I've been writing this for a long time. Seriously, I started it months ago, and I don't think I can make it much better, although it remains ridiculously long and unfocused. I tried to answer the question of how I became interested in Iceland, and I'm going to put it on its own page where it will be out of the way. It is probably quite boring if you're not me, but who knows, perhaps some of you will enjoy the insight into my brain/past.

This is your chance to empathise with my room-mate in first year that time when I got a bit drunk and would not shut up about Iceland. Except you can stop reading, whereas as I recall she sat there and nodded politely until I talked myself to sleep.


  1. An absorbing essay. Perhaps because I've been bitten by the Iceland bug as well I read it to the end. Twice. A few years ago, in my blog, I dealt with my own response to the "Why Iceland" question, there are a few parallels in it to your essay, but more differences:

    Outside of Iceland, you and I don't have a lot in common, but I find that to be true of many of the people I've met who have been fascinated with the place and its culture. So I guess there is no one answer the "Why" of Iceland.

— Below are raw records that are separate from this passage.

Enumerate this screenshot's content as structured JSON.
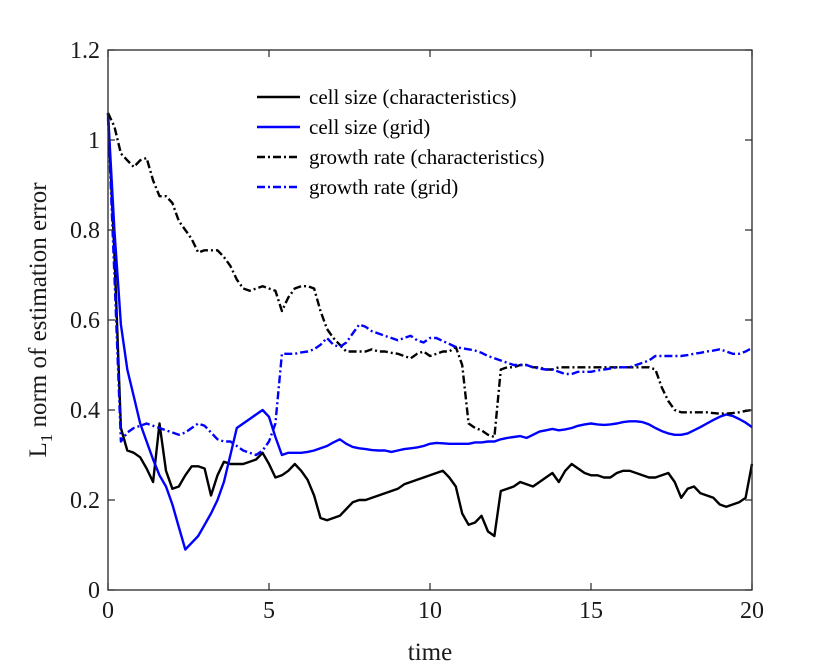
{
  "chart_data": {
    "type": "line",
    "title": "",
    "xlabel": "time",
    "ylabel_main": "L",
    "ylabel_sub": "1",
    "ylabel_rest": " norm of estimation error",
    "xlim": [
      0,
      20
    ],
    "ylim": [
      0,
      1.2
    ],
    "xticks": [
      0,
      5,
      10,
      15,
      20
    ],
    "xtick_labels": [
      "0",
      "5",
      "10",
      "15",
      "20"
    ],
    "yticks": [
      0,
      0.2,
      0.4,
      0.6,
      0.8,
      1,
      1.2
    ],
    "ytick_labels": [
      "0",
      "0.2",
      "0.4",
      "0.6",
      "0.8",
      "1",
      "1.2"
    ],
    "grid": false,
    "legend_position": "top-right",
    "series": [
      {
        "name": "cell size (characteristics)",
        "color": "#000000",
        "style": "solid",
        "x": [
          0,
          0.2,
          0.4,
          0.6,
          0.8,
          1.0,
          1.2,
          1.4,
          1.6,
          1.8,
          2.0,
          2.2,
          2.4,
          2.6,
          2.8,
          3.0,
          3.2,
          3.4,
          3.6,
          3.8,
          4.0,
          4.2,
          4.4,
          4.6,
          4.8,
          5.0,
          5.2,
          5.4,
          5.6,
          5.8,
          6.0,
          6.2,
          6.4,
          6.6,
          6.8,
          7.0,
          7.2,
          7.4,
          7.6,
          7.8,
          8.0,
          8.2,
          8.4,
          8.6,
          8.8,
          9.0,
          9.2,
          9.4,
          9.6,
          9.8,
          10.0,
          10.2,
          10.4,
          10.6,
          10.8,
          11.0,
          11.2,
          11.4,
          11.6,
          11.8,
          12.0,
          12.2,
          12.4,
          12.6,
          12.8,
          13.0,
          13.2,
          13.4,
          13.6,
          13.8,
          14.0,
          14.2,
          14.4,
          14.6,
          14.8,
          15.0,
          15.2,
          15.4,
          15.6,
          15.8,
          16.0,
          16.2,
          16.4,
          16.6,
          16.8,
          17.0,
          17.2,
          17.4,
          17.6,
          17.8,
          18.0,
          18.2,
          18.4,
          18.6,
          18.8,
          19.0,
          19.2,
          19.4,
          19.6,
          19.8,
          20.0
        ],
        "values": [
          1.06,
          0.75,
          0.36,
          0.31,
          0.305,
          0.295,
          0.27,
          0.24,
          0.37,
          0.265,
          0.225,
          0.23,
          0.255,
          0.275,
          0.275,
          0.27,
          0.21,
          0.255,
          0.285,
          0.28,
          0.28,
          0.28,
          0.285,
          0.29,
          0.305,
          0.28,
          0.25,
          0.255,
          0.265,
          0.28,
          0.265,
          0.245,
          0.21,
          0.16,
          0.155,
          0.16,
          0.165,
          0.18,
          0.195,
          0.2,
          0.2,
          0.205,
          0.21,
          0.215,
          0.22,
          0.225,
          0.235,
          0.24,
          0.245,
          0.25,
          0.255,
          0.26,
          0.265,
          0.25,
          0.23,
          0.17,
          0.145,
          0.15,
          0.165,
          0.13,
          0.12,
          0.22,
          0.225,
          0.23,
          0.24,
          0.235,
          0.23,
          0.24,
          0.25,
          0.26,
          0.24,
          0.265,
          0.28,
          0.27,
          0.26,
          0.255,
          0.255,
          0.25,
          0.25,
          0.26,
          0.265,
          0.265,
          0.26,
          0.255,
          0.25,
          0.25,
          0.255,
          0.26,
          0.24,
          0.205,
          0.225,
          0.23,
          0.215,
          0.21,
          0.205,
          0.19,
          0.185,
          0.19,
          0.195,
          0.205,
          0.28
        ]
      },
      {
        "name": "cell size (grid)",
        "color": "#0000ff",
        "style": "solid",
        "x": [
          0,
          0.2,
          0.4,
          0.6,
          0.8,
          1.0,
          1.2,
          1.4,
          1.6,
          1.8,
          2.0,
          2.2,
          2.4,
          2.6,
          2.8,
          3.0,
          3.2,
          3.4,
          3.6,
          3.8,
          4.0,
          4.2,
          4.4,
          4.6,
          4.8,
          5.0,
          5.2,
          5.4,
          5.6,
          5.8,
          6.0,
          6.2,
          6.4,
          6.6,
          6.8,
          7.0,
          7.2,
          7.4,
          7.6,
          7.8,
          8.0,
          8.2,
          8.4,
          8.6,
          8.8,
          9.0,
          9.2,
          9.4,
          9.6,
          9.8,
          10.0,
          10.2,
          10.4,
          10.6,
          10.8,
          11.0,
          11.2,
          11.4,
          11.6,
          11.8,
          12.0,
          12.2,
          12.4,
          12.6,
          12.8,
          13.0,
          13.2,
          13.4,
          13.6,
          13.8,
          14.0,
          14.2,
          14.4,
          14.6,
          14.8,
          15.0,
          15.2,
          15.4,
          15.6,
          15.8,
          16.0,
          16.2,
          16.4,
          16.6,
          16.8,
          17.0,
          17.2,
          17.4,
          17.6,
          17.8,
          18.0,
          18.2,
          18.4,
          18.6,
          18.8,
          19.0,
          19.2,
          19.4,
          19.6,
          19.8,
          20.0
        ],
        "values": [
          1.06,
          0.8,
          0.59,
          0.49,
          0.43,
          0.37,
          0.33,
          0.29,
          0.255,
          0.23,
          0.19,
          0.14,
          0.09,
          0.105,
          0.12,
          0.145,
          0.17,
          0.2,
          0.24,
          0.3,
          0.36,
          0.37,
          0.38,
          0.39,
          0.4,
          0.385,
          0.34,
          0.3,
          0.305,
          0.305,
          0.305,
          0.307,
          0.31,
          0.315,
          0.32,
          0.328,
          0.335,
          0.325,
          0.318,
          0.315,
          0.313,
          0.311,
          0.31,
          0.31,
          0.307,
          0.31,
          0.313,
          0.315,
          0.317,
          0.32,
          0.325,
          0.327,
          0.326,
          0.325,
          0.325,
          0.325,
          0.325,
          0.328,
          0.328,
          0.33,
          0.33,
          0.335,
          0.338,
          0.34,
          0.342,
          0.338,
          0.345,
          0.352,
          0.355,
          0.358,
          0.355,
          0.357,
          0.36,
          0.365,
          0.368,
          0.37,
          0.368,
          0.367,
          0.368,
          0.37,
          0.373,
          0.375,
          0.375,
          0.373,
          0.368,
          0.36,
          0.353,
          0.348,
          0.345,
          0.345,
          0.348,
          0.355,
          0.362,
          0.37,
          0.378,
          0.385,
          0.39,
          0.387,
          0.38,
          0.372,
          0.362
        ]
      },
      {
        "name": "growth rate (characteristics)",
        "color": "#000000",
        "style": "dashdot",
        "x": [
          0,
          0.2,
          0.4,
          0.6,
          0.8,
          1.0,
          1.2,
          1.4,
          1.6,
          1.8,
          2.0,
          2.2,
          2.4,
          2.6,
          2.8,
          3.0,
          3.2,
          3.4,
          3.6,
          3.8,
          4.0,
          4.2,
          4.4,
          4.6,
          4.8,
          5.0,
          5.2,
          5.4,
          5.6,
          5.8,
          6.0,
          6.2,
          6.4,
          6.6,
          6.8,
          7.0,
          7.2,
          7.4,
          7.6,
          7.8,
          8.0,
          8.2,
          8.4,
          8.6,
          8.8,
          9.0,
          9.2,
          9.4,
          9.6,
          9.8,
          10.0,
          10.2,
          10.4,
          10.6,
          10.8,
          11.0,
          11.2,
          11.4,
          11.6,
          11.8,
          12.0,
          12.2,
          12.4,
          12.6,
          12.8,
          13.0,
          13.2,
          13.4,
          13.6,
          13.8,
          14.0,
          14.2,
          14.4,
          14.6,
          14.8,
          15.0,
          15.2,
          15.4,
          15.6,
          15.8,
          16.0,
          16.2,
          16.4,
          16.6,
          16.8,
          17.0,
          17.2,
          17.4,
          17.6,
          17.8,
          18.0,
          18.2,
          18.4,
          18.6,
          18.8,
          19.0,
          19.2,
          19.4,
          19.6,
          19.8,
          20.0
        ],
        "values": [
          1.06,
          1.03,
          0.97,
          0.955,
          0.94,
          0.955,
          0.96,
          0.91,
          0.875,
          0.875,
          0.86,
          0.82,
          0.8,
          0.78,
          0.75,
          0.755,
          0.755,
          0.755,
          0.74,
          0.72,
          0.69,
          0.67,
          0.665,
          0.67,
          0.675,
          0.67,
          0.665,
          0.62,
          0.65,
          0.67,
          0.675,
          0.675,
          0.67,
          0.62,
          0.58,
          0.56,
          0.545,
          0.53,
          0.53,
          0.53,
          0.53,
          0.535,
          0.53,
          0.53,
          0.527,
          0.525,
          0.52,
          0.515,
          0.525,
          0.53,
          0.52,
          0.525,
          0.53,
          0.53,
          0.54,
          0.5,
          0.37,
          0.36,
          0.355,
          0.345,
          0.34,
          0.49,
          0.495,
          0.495,
          0.5,
          0.5,
          0.495,
          0.495,
          0.49,
          0.49,
          0.495,
          0.495,
          0.495,
          0.495,
          0.495,
          0.495,
          0.495,
          0.495,
          0.495,
          0.495,
          0.495,
          0.495,
          0.495,
          0.495,
          0.495,
          0.49,
          0.45,
          0.42,
          0.4,
          0.395,
          0.395,
          0.395,
          0.395,
          0.395,
          0.393,
          0.392,
          0.392,
          0.393,
          0.395,
          0.398,
          0.4
        ]
      },
      {
        "name": "growth rate (grid)",
        "color": "#0000ff",
        "style": "dashdot",
        "x": [
          0,
          0.2,
          0.4,
          0.6,
          0.8,
          1.0,
          1.2,
          1.4,
          1.6,
          1.8,
          2.0,
          2.2,
          2.4,
          2.6,
          2.8,
          3.0,
          3.2,
          3.4,
          3.6,
          3.8,
          4.0,
          4.2,
          4.4,
          4.6,
          4.8,
          5.0,
          5.2,
          5.4,
          5.6,
          5.8,
          6.0,
          6.2,
          6.4,
          6.6,
          6.8,
          7.0,
          7.2,
          7.4,
          7.6,
          7.8,
          8.0,
          8.2,
          8.4,
          8.6,
          8.8,
          9.0,
          9.2,
          9.4,
          9.6,
          9.8,
          10.0,
          10.2,
          10.4,
          10.6,
          10.8,
          11.0,
          11.2,
          11.4,
          11.6,
          11.8,
          12.0,
          12.2,
          12.4,
          12.6,
          12.8,
          13.0,
          13.2,
          13.4,
          13.6,
          13.8,
          14.0,
          14.2,
          14.4,
          14.6,
          14.8,
          15.0,
          15.2,
          15.4,
          15.6,
          15.8,
          16.0,
          16.2,
          16.4,
          16.6,
          16.8,
          17.0,
          17.2,
          17.4,
          17.6,
          17.8,
          18.0,
          18.2,
          18.4,
          18.6,
          18.8,
          19.0,
          19.2,
          19.4,
          19.6,
          19.8,
          20.0
        ],
        "values": [
          1.05,
          0.7,
          0.33,
          0.35,
          0.36,
          0.365,
          0.37,
          0.365,
          0.36,
          0.355,
          0.35,
          0.345,
          0.35,
          0.36,
          0.37,
          0.365,
          0.35,
          0.335,
          0.33,
          0.33,
          0.32,
          0.31,
          0.305,
          0.3,
          0.31,
          0.33,
          0.37,
          0.525,
          0.525,
          0.525,
          0.528,
          0.53,
          0.535,
          0.545,
          0.56,
          0.545,
          0.54,
          0.55,
          0.57,
          0.59,
          0.585,
          0.575,
          0.57,
          0.565,
          0.56,
          0.555,
          0.56,
          0.565,
          0.555,
          0.55,
          0.56,
          0.56,
          0.553,
          0.547,
          0.54,
          0.537,
          0.535,
          0.532,
          0.527,
          0.52,
          0.515,
          0.51,
          0.505,
          0.5,
          0.5,
          0.5,
          0.495,
          0.492,
          0.49,
          0.49,
          0.485,
          0.48,
          0.48,
          0.485,
          0.485,
          0.485,
          0.488,
          0.49,
          0.492,
          0.495,
          0.495,
          0.495,
          0.5,
          0.505,
          0.51,
          0.52,
          0.52,
          0.52,
          0.52,
          0.52,
          0.522,
          0.525,
          0.527,
          0.53,
          0.532,
          0.535,
          0.53,
          0.525,
          0.525,
          0.53,
          0.538
        ]
      }
    ]
  }
}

    I will offer this quote from Laxness, suitable for the season:

    "When the peace of Autumn has become poetic instead of being taken for granted...the last day of the plover become a matter of personal regret...the horse become associated with the history of art and mythology...the evening ice-film on the farm stream become reminiscent of crystal...and the smoke from the chimney become a message to us from those who discovered fire - then the time has come to say goodbye. The world-bacterium has overcome you, the countryside has turned into literature, poetry and art; and you no longer belong there."

    ~The Atom Station

    I've enjoyed reading your blog, many thanks for your writing and images.

  2. Thanks very much!

    Yes, that bit made me quite sad the first time I read The Atom Station, because I tend to think of everything in terms of literature, poetry and art. It's so irreversible, this idea of world-bacterium. I think though it is probably at least partly a comment on Laxness' own inability to really 'belong' anywhere, which of course he would blame on his status as a poet.

  3. Wonderful essay Abi! I am not as eloquent as you or Batty and, therefor, do not blog. I may try in the future, but for now I just enjoy reading the well-written words of others. It is difficult to say why I am drawn to Iceland even though I had an Icelandic grandfather. I first went to Iceland on a personal mission with my brother and was blown away by what I found and what I have since learned. The land, the arts, the culture all have something that draws us for various reasons. You have done well with your essay explaining some of your own reasons. If things go well I will be able to return to Iceland in late spring, but it will be a short stay leaving me longing for more, no doubt.

  4. I really wouldn't call it an essay, but yeah, cheers!